Up at three-thirty a.m. for a fire call, home at five. Couldn’t sleep. Dawn is my favorite time of day, and there’s much to ponder.
The elephant in the room inside my head is the intensity of disappointment that comes with what happened last Thursday: Mayzie, aka Amazing Grace, my beautiful German shepherd dog, tested, and failed, and was released from the training program of our SAR unit. After two and a half years and 250+ training trails, she will not move forward, will never be “mission ready,” will no longer get to go to work.
The decision is apt, hard though it is. Mayzie is a very good SAR dog — but not great. Not reliable enough to be able to go out in the rain at 2 a.m. to find a missing toddler. That’s what our dogs need to be able and ready to do. I understand and respect the need for that level of capability.
But that doesn’t ease the gut-wrench of trying, of working really, really hard to make us the best team she and I could be to earn the chance to reach that magical status where she could help someone in distress for real. Even though I agree that it’s the right decision for Mayzie, the passage from eligible to sidelined is a damned wretched trip, filled with sadness.
So, my readers, this is the news: Mayzie is retired.
On the scale of world events that are increasingly horrific by the day (Orlando, Nice, who-knows-where today), my disappointment is a small thing. But it is big to me, and it will be honored, and then let go. It’ll take time. My friends and family and SAR colleagues are there for me. Although such a personal disappointment as this feels immense to me (and to others central to it), it’s a big universe, and we each play only a bit part in our brief time here on this planet. This will pass.

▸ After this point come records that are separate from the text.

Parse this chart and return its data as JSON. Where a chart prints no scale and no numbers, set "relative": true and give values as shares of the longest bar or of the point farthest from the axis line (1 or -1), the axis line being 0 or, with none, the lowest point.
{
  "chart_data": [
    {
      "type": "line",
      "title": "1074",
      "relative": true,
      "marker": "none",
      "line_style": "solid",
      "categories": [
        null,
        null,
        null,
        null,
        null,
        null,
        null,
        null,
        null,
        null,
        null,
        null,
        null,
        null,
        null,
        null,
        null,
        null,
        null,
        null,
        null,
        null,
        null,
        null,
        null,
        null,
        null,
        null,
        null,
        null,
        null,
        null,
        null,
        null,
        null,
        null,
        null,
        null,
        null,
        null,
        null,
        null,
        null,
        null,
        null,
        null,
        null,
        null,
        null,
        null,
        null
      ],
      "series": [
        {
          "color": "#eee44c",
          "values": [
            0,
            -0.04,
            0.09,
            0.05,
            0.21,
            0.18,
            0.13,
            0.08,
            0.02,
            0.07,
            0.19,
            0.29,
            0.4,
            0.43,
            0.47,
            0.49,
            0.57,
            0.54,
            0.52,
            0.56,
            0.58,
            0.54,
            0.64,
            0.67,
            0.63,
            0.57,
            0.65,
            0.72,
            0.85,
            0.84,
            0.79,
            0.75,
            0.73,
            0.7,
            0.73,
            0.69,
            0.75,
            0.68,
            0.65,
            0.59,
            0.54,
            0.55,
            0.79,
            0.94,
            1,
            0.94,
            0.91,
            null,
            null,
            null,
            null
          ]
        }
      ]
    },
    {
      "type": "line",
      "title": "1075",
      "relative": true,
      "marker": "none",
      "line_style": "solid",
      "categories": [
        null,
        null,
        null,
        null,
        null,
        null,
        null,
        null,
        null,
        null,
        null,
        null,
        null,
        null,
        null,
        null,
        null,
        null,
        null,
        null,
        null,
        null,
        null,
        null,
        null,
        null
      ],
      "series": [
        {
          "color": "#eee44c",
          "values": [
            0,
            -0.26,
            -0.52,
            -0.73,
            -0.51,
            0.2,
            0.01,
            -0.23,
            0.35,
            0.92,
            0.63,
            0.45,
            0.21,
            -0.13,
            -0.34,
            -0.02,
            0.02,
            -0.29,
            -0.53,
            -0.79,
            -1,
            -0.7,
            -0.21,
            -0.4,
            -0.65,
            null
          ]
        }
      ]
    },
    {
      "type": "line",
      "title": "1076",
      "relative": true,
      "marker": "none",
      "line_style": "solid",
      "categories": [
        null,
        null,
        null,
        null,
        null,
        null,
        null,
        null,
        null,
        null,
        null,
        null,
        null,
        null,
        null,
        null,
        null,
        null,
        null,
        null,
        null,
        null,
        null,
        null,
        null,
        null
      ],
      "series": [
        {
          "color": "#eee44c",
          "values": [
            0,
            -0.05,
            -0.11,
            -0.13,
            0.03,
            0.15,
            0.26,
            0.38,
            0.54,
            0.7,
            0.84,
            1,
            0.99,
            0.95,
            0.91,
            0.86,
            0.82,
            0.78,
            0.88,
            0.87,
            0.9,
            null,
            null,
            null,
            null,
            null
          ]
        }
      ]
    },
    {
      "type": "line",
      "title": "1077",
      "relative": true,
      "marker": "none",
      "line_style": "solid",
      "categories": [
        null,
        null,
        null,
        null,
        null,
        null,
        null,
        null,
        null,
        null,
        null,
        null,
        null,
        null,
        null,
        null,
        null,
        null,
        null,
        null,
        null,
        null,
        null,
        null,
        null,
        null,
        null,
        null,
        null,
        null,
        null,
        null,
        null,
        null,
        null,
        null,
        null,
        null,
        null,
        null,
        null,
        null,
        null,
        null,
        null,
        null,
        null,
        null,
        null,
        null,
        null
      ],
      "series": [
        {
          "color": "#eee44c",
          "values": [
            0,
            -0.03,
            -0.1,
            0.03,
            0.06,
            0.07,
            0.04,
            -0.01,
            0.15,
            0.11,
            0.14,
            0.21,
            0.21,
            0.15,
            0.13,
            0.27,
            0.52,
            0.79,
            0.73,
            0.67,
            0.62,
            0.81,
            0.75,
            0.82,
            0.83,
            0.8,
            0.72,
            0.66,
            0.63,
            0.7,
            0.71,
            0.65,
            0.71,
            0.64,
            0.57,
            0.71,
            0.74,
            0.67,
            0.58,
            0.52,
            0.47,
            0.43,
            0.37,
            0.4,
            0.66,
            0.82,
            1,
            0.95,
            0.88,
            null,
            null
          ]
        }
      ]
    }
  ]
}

The trick is the transition, because I’ll still be going to K9 trainings, working with other teams to build their capabilities. I am not going to quit because Team Mayzie has gone quiet. There is a larger team here, and dogs coming along who show great promise. I love the role of flanker — I loved it before I got Mayzie, and even considered not even getting a K9 for awhile, until she came along. I am a member of a team which can benefit from eyes honed to watch canine search behaviors and where the scent may have drifted. I am fully able to assist handlers to recognize those subtle communications that can spell the difference between finding that toddler out in the night rain, or not. Being an asset to a team isn’t only about getting your own way; it’s about getting the team to be its best, and I know I can help do that. Will do that. Have to do that.

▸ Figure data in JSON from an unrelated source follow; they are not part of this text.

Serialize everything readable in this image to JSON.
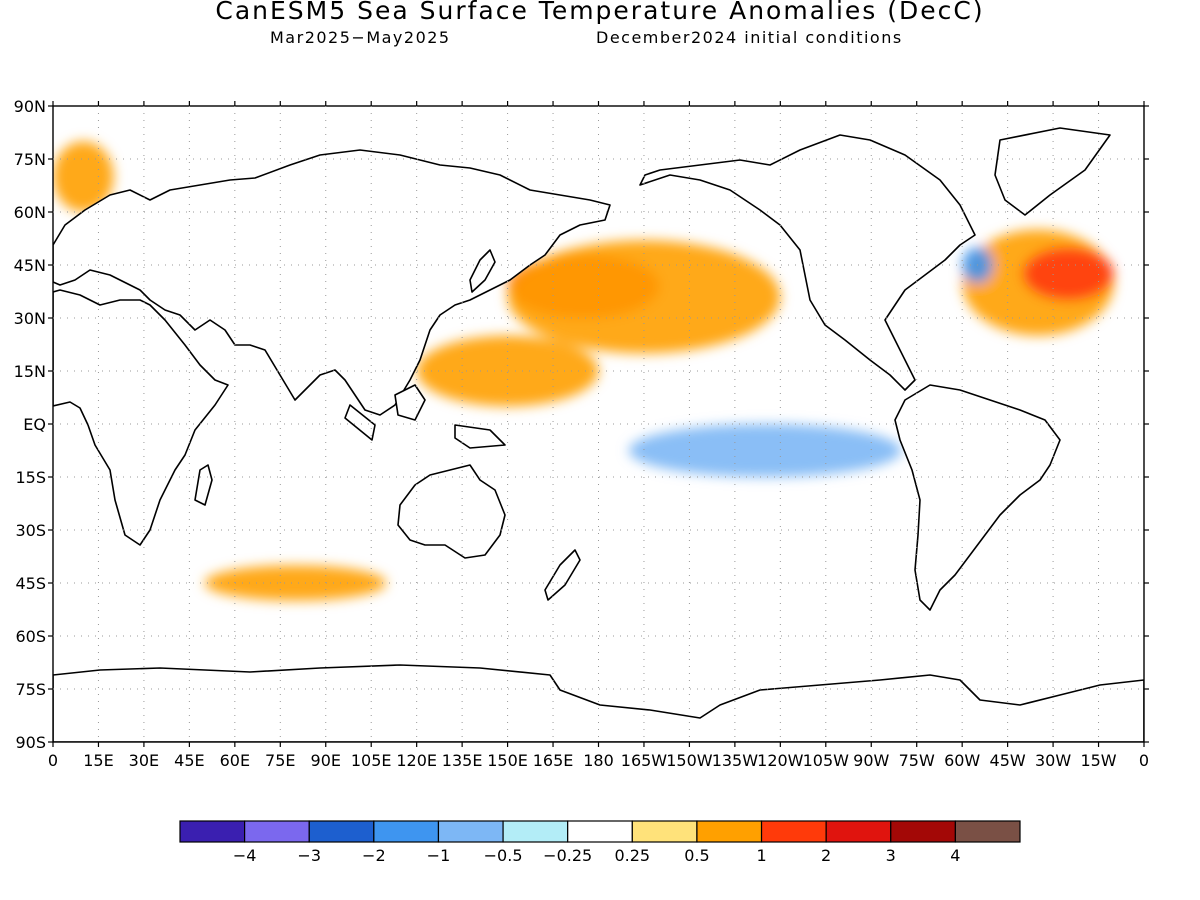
{
  "title": "CanESM5 Sea Surface Temperature Anomalies (DecC)",
  "period": "Mar2025−May2025",
  "init": "December2024 initial conditions",
  "lat_labels": [
    "90N",
    "75N",
    "60N",
    "45N",
    "30N",
    "15N",
    "EQ",
    "15S",
    "30S",
    "45S",
    "60S",
    "75S",
    "90S"
  ],
  "lon_labels": [
    "0",
    "15E",
    "30E",
    "45E",
    "60E",
    "75E",
    "90E",
    "105E",
    "120E",
    "135E",
    "150E",
    "165E",
    "180",
    "165W",
    "150W",
    "135W",
    "120W",
    "105W",
    "90W",
    "75W",
    "60W",
    "45W",
    "30W",
    "15W",
    "0"
  ],
  "colorbar": {
    "colors": [
      "#3a1fb0",
      "#7b68ee",
      "#1d5fcf",
      "#3e95f0",
      "#7db7f5",
      "#b3edf7",
      "#ffffff",
      "#ffe27a",
      "#ffa000",
      "#ff3a0a",
      "#e0140e",
      "#a30806",
      "#7a5045"
    ],
    "ticks": [
      "−4",
      "−3",
      "−2",
      "−1",
      "−0.5",
      "−0.25",
      "0.25",
      "0.5",
      "1",
      "2",
      "3",
      "4"
    ]
  },
  "map_data": {
    "type": "filled-contour map",
    "variable": "Sea surface temperature anomaly",
    "units": "DecC",
    "projection": "cylindrical equidistant",
    "lon_range": [
      0,
      360
    ],
    "lat_range": [
      -90,
      90
    ],
    "anomaly_features": [
      {
        "lon": [
          150,
          200
        ],
        "lat": [
          30,
          48
        ],
        "level": 2
      },
      {
        "lon": [
          150,
          240
        ],
        "lat": [
          20,
          52
        ],
        "level": 1
      },
      {
        "lon": [
          120,
          180
        ],
        "lat": [
          5,
          25
        ],
        "level": 1
      },
      {
        "lon": [
          300,
          350
        ],
        "lat": [
          25,
          55
        ],
        "level": 1
      },
      {
        "lon": [
          320,
          350
        ],
        "lat": [
          35,
          50
        ],
        "level": 2
      },
      {
        "lon": [
          190,
          280
        ],
        "lat": [
          -15,
          0
        ],
        "level": -0.5
      },
      {
        "lon": [
          50,
          110
        ],
        "lat": [
          -50,
          -40
        ],
        "level": 1
      },
      {
        "lon": [
          0,
          20
        ],
        "lat": [
          60,
          80
        ],
        "level": 1
      },
      {
        "lon": [
          300,
          310
        ],
        "lat": [
          40,
          50
        ],
        "level": -1
      }
    ]
  }
}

Meanwhile, Mayzie can be my friend, that soul who is always happy to see me, who loves me without judgment or accusation that maybe I should have done better at helping her learn the craft of searching. Having her in my life is saying a lot, actually. She doesn’t know she “failed.” She doesn’t know that the fun game we’ve done for 2-1/2 years is over. She’s fine, and will continue to be the canine love of my life. We’ll be ok, once the sting of all this fades.